Workshop Thursday 16th
10:00 - 12:00
Venue: Magito
Andrea Casallas: Yakwa Dance

A bodily journey into the invisible, where Butoh meets the Andean cosmovision. Through deep movement and connection with the elements of nature, we will explore the body as a sensitive and ritual territory. An invitation to inhabit dance as a rite of transformation, memory, and return to the essential.
This workshop offers a space for deep exploration where Butoh dance intertwines with the Andean cosmovision. Through exercises of perception, stillness, and movement, participants are invited to listen to the body as a sensitive territory in constant dialogue with nature and its forces. The Andean worldview reminds us that everything that exists —human, animal, mineral, vegetal, cosmic— is woven into the same web of relationships. From this perspective, the body becomes ritual: an act of offering, reciprocity, and openness to the invisible.
Movement emerges from the connection with the elements and with the ancestral memory that inhabits every gesture, beyond form and aesthetics. Butoh, with its search for the essential and its ability to move between life and death, fragility and strength, offers an ideal language to enter this territory. The workshop is thus a path of transformation: a dance that is not performed but that happens; a space to recognize the archaic and the contemporary that coexist within the body, allowing an authentic expression to emerge —one that connects the personal with the collective, the intimate with the universal.
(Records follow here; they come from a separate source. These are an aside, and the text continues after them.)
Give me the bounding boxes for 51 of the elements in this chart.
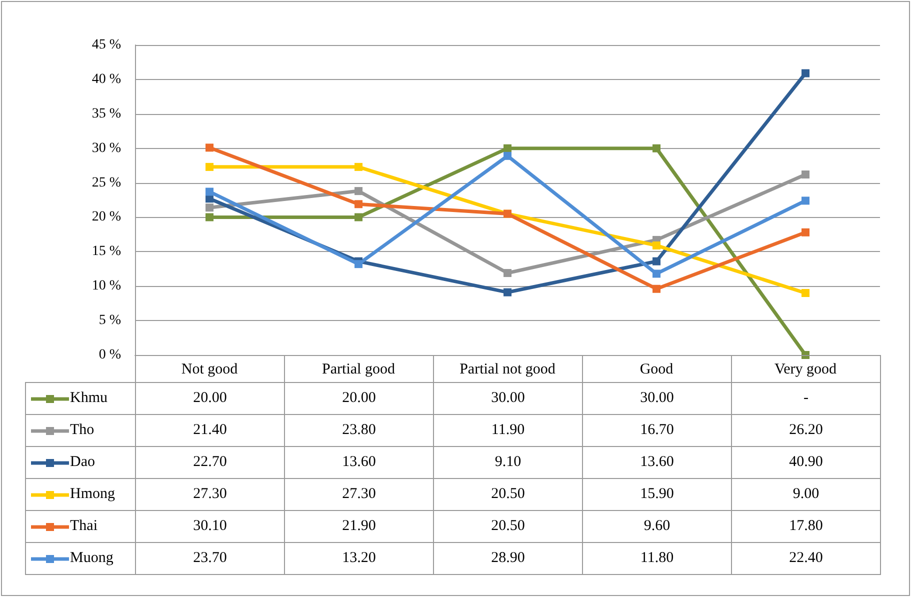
- legend-label: Tho: [70, 422, 94, 438]
- y-tick-label: 5 %: [98, 313, 122, 328]
- y-tick-label: 45 %: [92, 38, 122, 52]
- data-label: 30.00: [434, 382, 582, 414]
- x-tick-label: Good: [640, 362, 674, 378]
- data-label: 11.80: [582, 542, 732, 574]
- data-label: 26.20: [732, 414, 880, 446]
- legend-label: Hmong: [70, 486, 115, 502]
- data-label: 22.40: [732, 542, 880, 574]
- data-label: 21.90: [284, 510, 434, 542]
- data-label: 20.50: [434, 478, 582, 510]
- y-tick-label: 10 %: [92, 278, 122, 294]
- x-tick-label: Partial not good: [460, 362, 556, 378]
- data-label: 13.60: [284, 446, 434, 478]
- y-tick-label: 40 %: [92, 72, 122, 87]
- data-label: 13.60: [582, 446, 732, 478]
- x-tick-label: Very good: [774, 362, 838, 378]
- data-label: 16.70: [582, 414, 732, 446]
- legend-label: Dao: [70, 454, 95, 470]
- legend-label: Thai: [70, 518, 98, 534]
- data-label: 11.90: [434, 414, 582, 446]
- y-tick-label: 30 %: [92, 140, 122, 156]
- data-label: 30.10: [136, 510, 284, 542]
- data-label: 27.30: [136, 478, 284, 510]
- y-tick-label: 20 %: [92, 210, 122, 225]
- data-label: 9.00: [732, 478, 880, 510]
- y-tick-label: 35 %: [92, 106, 122, 122]
- y-tick-label: 25 %: [92, 175, 122, 190]
- data-label: 17.80: [732, 510, 880, 542]
- data-label: 20.00: [136, 382, 284, 414]
- x-tick-label: Partial good: [322, 362, 396, 378]
- legend-label: Muong: [70, 550, 114, 566]
- data-label: 9.10: [434, 446, 582, 478]
- data-label: 28.90: [434, 542, 582, 574]
- data-label: 20.00: [284, 382, 434, 414]
- data-label: 15.90: [582, 478, 732, 510]
- data-label: 9.60: [582, 510, 732, 542]
- data-label: 23.70: [136, 542, 284, 574]
- data-label: 13.20: [284, 542, 434, 574]
- data-label: 22.70: [136, 446, 284, 478]
- data-label: 27.30: [284, 478, 434, 510]
- data-label: 40.90: [732, 446, 880, 478]
- data-label: 20.50: [434, 510, 582, 542]
- y-tick-label: 15 %: [92, 244, 122, 260]
- data-label: -: [732, 382, 880, 414]
- legend-label: Khmu: [70, 390, 108, 406]
- data-label: 21.40: [136, 414, 284, 446]
- data-label: 30.00: [582, 382, 732, 414]
- y-tick-label: 0 %: [98, 348, 122, 362]
- data-label: 23.80: [284, 414, 434, 446]
- x-tick-label: Not good: [181, 362, 238, 378]
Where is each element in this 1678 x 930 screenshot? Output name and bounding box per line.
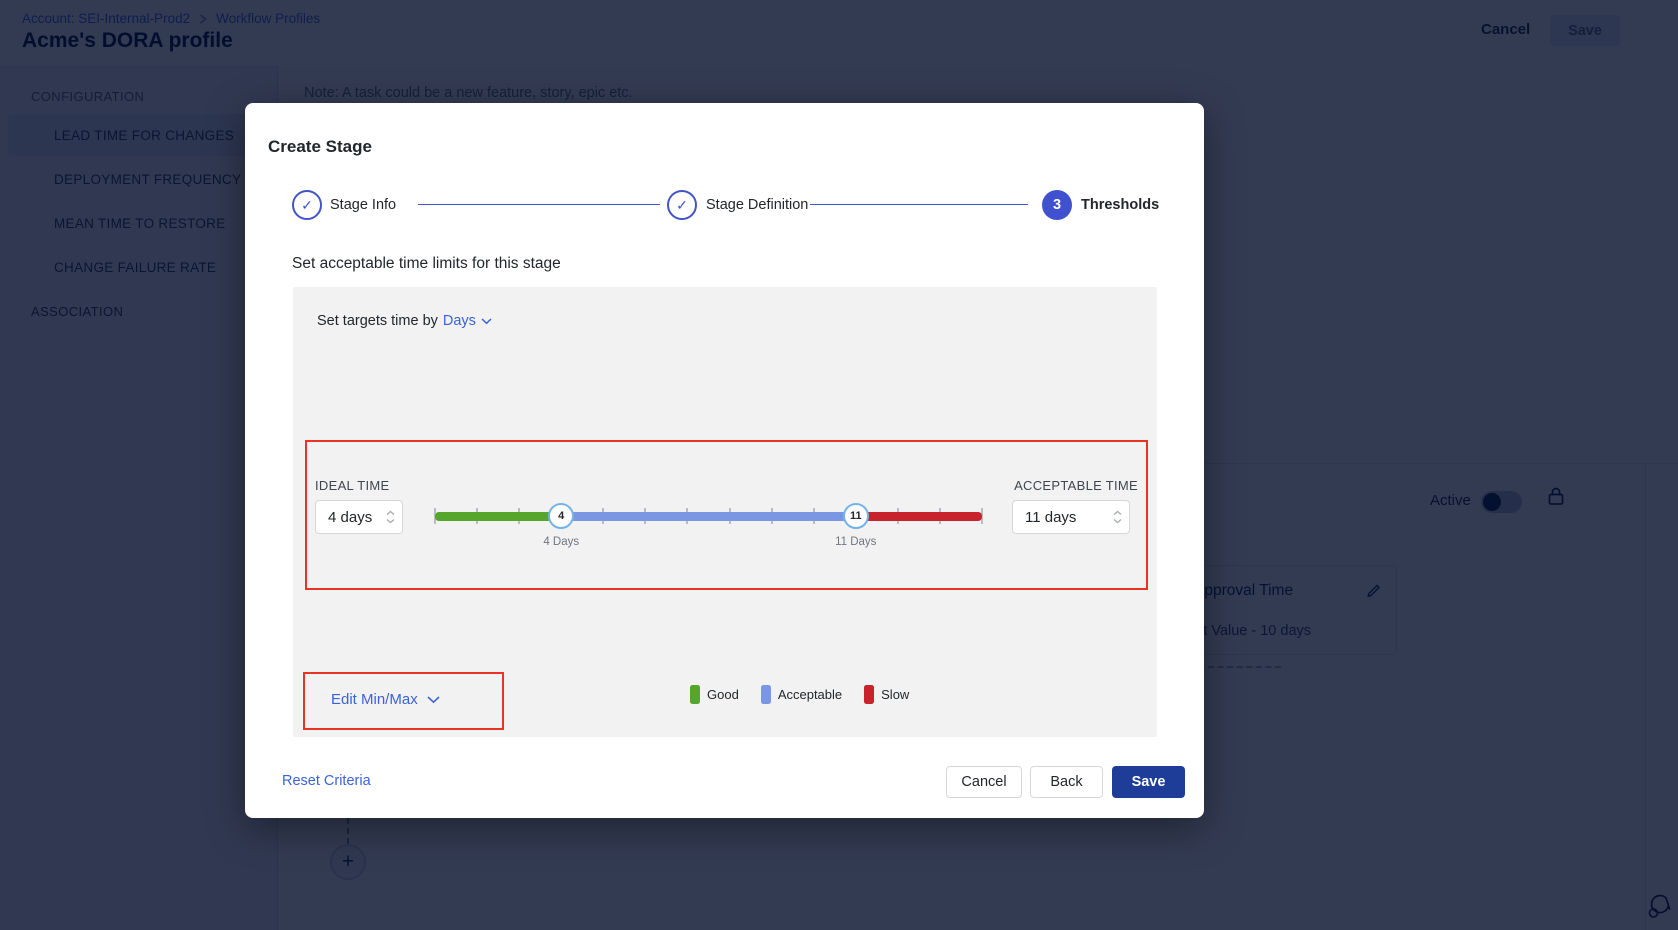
step3-label[interactable]: Thresholds <box>1081 197 1160 213</box>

Andrea Casallas is the founder of “Yakwa Dance,” a dancer and ethnopedagogue from Colombia.
She has been living in Switzerland since 2007. Since 2005, she has been intensively involved in Butoh dance and has trained with renowned teachers such as Yumiko Yoshioka, Tadashi Endo, Atsushi Takenoushi, Susana Reyes, Susanne Daeppen, and Minako Seki.
Andrea has found in Butoh dance the perfect channel to develop an authentic and radical dance form that offers her an infinite palette for creative expression that transcends material form. In her pieces and performances, Andrea explores themes such as birth and death, femininity, visible and invisible structures, fragility and strength, archaism and modernity, always based on deep physical, sensory, emotional, and philosophical research that supports these themes and translates them into a unique and personal dance language.
Andrea has received the Off-Stage Scholarship 2016, Förderazekt 2021, and CicaS scholarships from the Canton of Bern, Switzerland. These scholarships have enabled her to conduct research in the field of Butoh dance and ethnic dances in South America.